Eno and Balint-Kurti recently presented an adiabatic distorted-wave formulation of the infinite-order sudden approximation (ADWIOSA) that has a number of appealing qualities for calculating vibrot excitations and de-excitations in atom–diatom collisions. The numerical values they determined for a limited number of He+H2 (nj)→He+H2 (n′j′) cross sections compared favorably to close-coupled results. However, they employed spectroscopic diatomic eigenenergies while the exact calculations were based on harmonic eigenenergies. This paper reports extended ADWIOSA cross sections for (0j)→(1j′), (1j)→(2j′), and (0j)→(2j′) transitions using harmonic eigenenergies, and also gives corrected versions of ADWIOSA formulas. The small change in eigenenergy lowers cross sections to 1/2–1/4 their previous values. The comparison to exact results is then not quite as favorable, which is generally due to limitations in the basic sudden approximation rather than the distorted-wave technique. The extended analysis also reveals clear trends in the sudden approximation. For fixed total energy, the ratio of a sudden approximation cross section and the corresponding exact value is an increasing function of the energy separation between initial and final vibrot states, and is a decreasing function of j0 (the typical diatomic rotational quantum number parameterizing the sudden approximation). Although satisfactory cross sections were often obtained for Δn=1 transitions, very inaccurate values were produced for Δn=2 transitions—probably because the ADWIOSA is only a first-order perturbation technique.
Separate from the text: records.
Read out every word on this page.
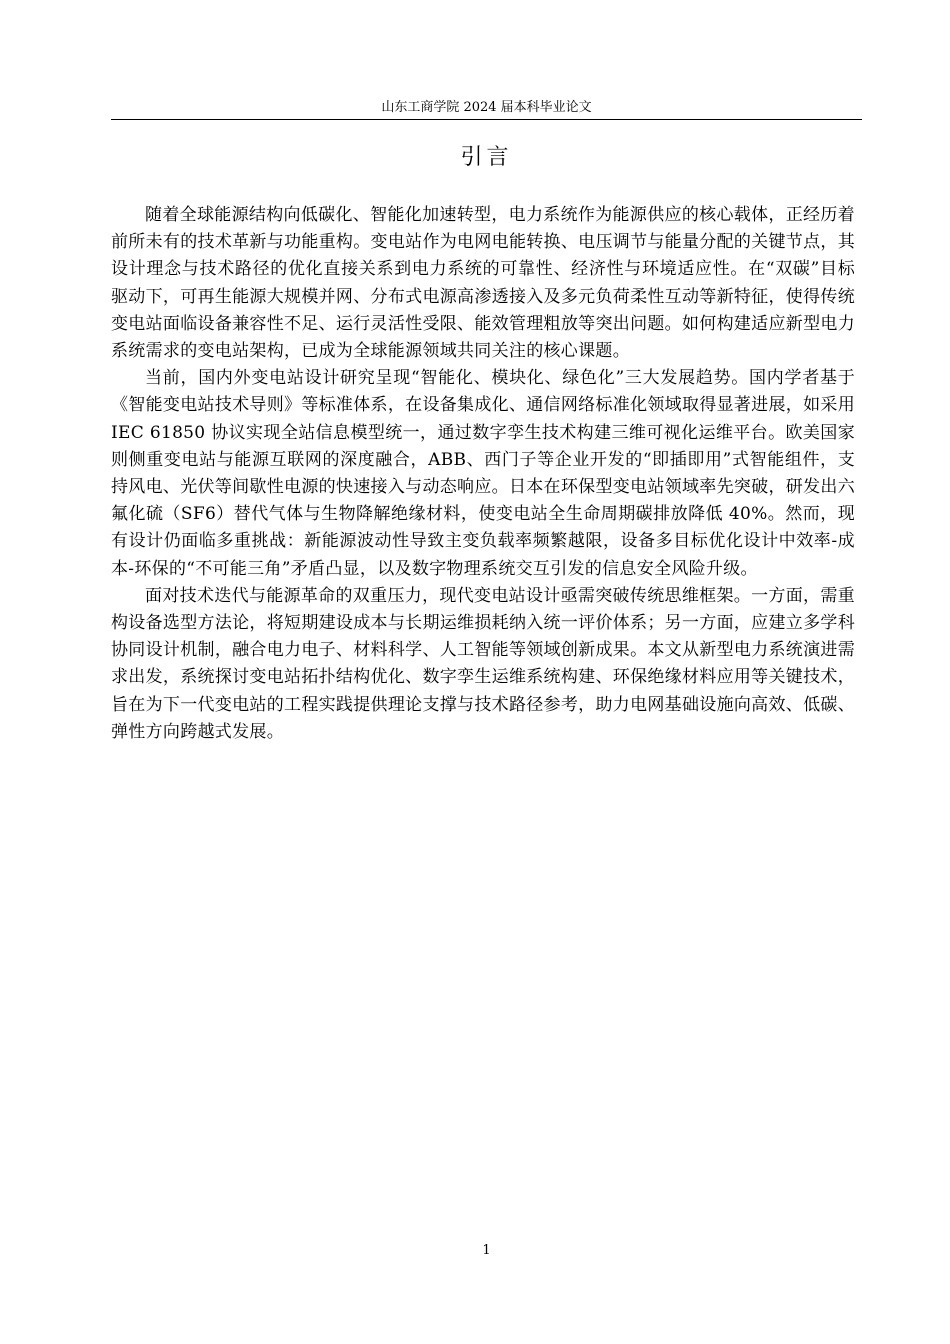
山东工商学院 2024 届本科毕业论文
引言

随着全球能源结构向低碳化、智能化加速转型，电力系统作为能源供应的核心载体，正经历着前所未有的技术革新与功能重构。变电站作为电网电能转换、电压调节与能量分配的关键节点，其设计理念与技术路径的优化直接关系到电力系统的可靠性、经济性与环境适应性。在“双碳”目标驱动下，可再生能源大规模并网、分布式电源高渗透接入及多元负荷柔性互动等新特征，使得传统变电站面临设备兼容性不足、运行灵活性受限、能效管理粗放等突出问题。如何构建适应新型电力系统需求的变电站架构，已成为全球能源领域共同关注的核心课题。

当前，国内外变电站设计研究呈现“智能化、模块化、绿色化”三大发展趋势。国内学者基于《智能变电站技术导则》等标准体系，在设备集成化、通信网络标准化领域取得显著进展，如采用 IEC 61850 协议实现全站信息模型统一，通过数字孪生技术构建三维可视化运维平台。欧美国家则侧重变电站与能源互联网的深度融合，ABB、西门子等企业开发的“即插即用”式智能组件，支持风电、光伏等间歇性电源的快速接入与动态响应。日本在环保型变电站领域率先突破，研发出六氟化硫（SF6）替代气体与生物降解绝缘材料，使变电站全生命周期碳排放降低 40%。然而，现有设计仍面临多重挑战：新能源波动性导致主变负载率频繁越限，设备多目标优化设计中效率-成本-环保的“不可能三角”矛盾凸显，以及数字物理系统交互引发的信息安全风险升级。

面对技术迭代与能源革命的双重压力，现代变电站设计亟需突破传统思维框架。一方面，需重构设备选型方法论，将短期建设成本与长期运维损耗纳入统一评价体系；另一方面，应建立多学科协同设计机制，融合电力电子、材料科学、人工智能等领域创新成果。本文从新型电力系统演进需求出发，系统探讨变电站拓扑结构优化、数字孪生运维系统构建、环保绝缘材料应用等关键技术，旨在为下一代变电站的工程实践提供理论支撑与技术路径参考，助力电网基础设施向高效、低碳、弹性方向跨越式发展。

1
Finally, it is shown that the properties of the ADWIOSA that result from choosing harmonic oscillators as the diatomic wave functions not only produce analytic expressions for potentials and coupling elements, but also yield an approximate, useful relationship between (n1, j)→(n1±1, j′) and (n2, j)→(n2±1, j′) transitions for the same collisional kinetic energies: σ(n1, j→n1±1, j′)/σ(n2, j→n2±1, j′) ? [minimum(n1,n1±1)+1]/[minimum(n2,n2±1)+1].